The inhumanity on both sides and disenchantment of the Cold War gets a lot of attention as well as traitor-turned-Soviet-defector Kim Philby. No surprise there as I believe it’s mandatory that every British espionage author must mention Philby in at least one novel. It does help to put into context the events that inspired the emotions that created the first real characters in the Cold War—the anti-Bond. The most telling quote in the documentary is when Cornwall says of the time that, “I felt that both sides, east and west ,were inventing the enemy they needed.”
Cornwall was one of the first to add grit and de-romanticize the genre. While I’d never put myself in the same league as a bestseller, as a novelist I abhor any writer who talks about writing as a giant wank. Morris’ attempts to turn Le Carré’s life into a thriller fall flat. Cornwall, who died in 2020, shuts down any talk of his private life. Not surprising considering the man whose central theme is betrayal doesn’t wish to justify his multiple infidelities during the marriage to his second wife.

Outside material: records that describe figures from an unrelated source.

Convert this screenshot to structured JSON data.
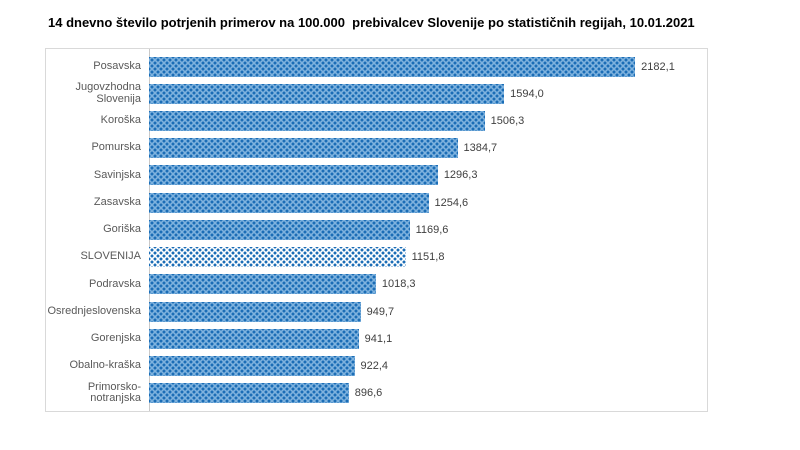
{
  "title": "14 dnevno število potrjenih primerov na 100.000  prebivalcev Slovenije po statističnih regijah, 10.01.2021",
  "colors": {
    "bar_dot": "#1b6db6",
    "bar_background": "#7eb2de",
    "highlight_bar_background": "#ffffff",
    "category_label_text": "#595959",
    "value_label_text": "#404040",
    "chart_border": "#d9d9d9",
    "axis_line": "#c9c9c9"
  },
  "chart_data": {
    "type": "bar",
    "orientation": "horizontal",
    "title": "14 dnevno število potrjenih primerov na 100.000  prebivalcev Slovenije po statističnih regijah, 10.01.2021",
    "categories": [
      "Posavska",
      "Jugovzhodna Slovenija",
      "Koroška",
      "Pomurska",
      "Savinjska",
      "Zasavska",
      "Goriška",
      "SLOVENIJA",
      "Podravska",
      "Osrednjeslovenska",
      "Gorenjska",
      "Obalno-kraška",
      "Primorsko-notranjska"
    ],
    "values": [
      2182.1,
      1594.0,
      1506.3,
      1384.7,
      1296.3,
      1254.6,
      1169.6,
      1151.8,
      1018.3,
      949.7,
      941.1,
      922.4,
      896.6
    ],
    "value_labels": [
      "2182,1",
      "1594,0",
      "1506,3",
      "1384,7",
      "1296,3",
      "1254,6",
      "1169,6",
      "1151,8",
      "1018,3",
      "949,7",
      "941,1",
      "922,4",
      "896,6"
    ],
    "highlight_category": "SLOVENIJA",
    "xlabel": "",
    "ylabel": "",
    "xlim": [
      0,
      2500
    ],
    "grid": false,
    "legend": false,
    "data_labels": true,
    "bar_pattern": "dotted"
  }
}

The Pigeon Tunnel is as tightly controlled as any interrogation. The difference is that the interrogator, Errol Morris, is along for the ride. It’s true that without Cornwall’s contribution to the espionage genre there never would’ve been the greatest espionage show ever created: The Sandbaggers. But the documentary doesn’t look at his legacy or what came as a result. It’s just a moment in the life of a man who wasn’t extraordinary but wrote extraordinary stories.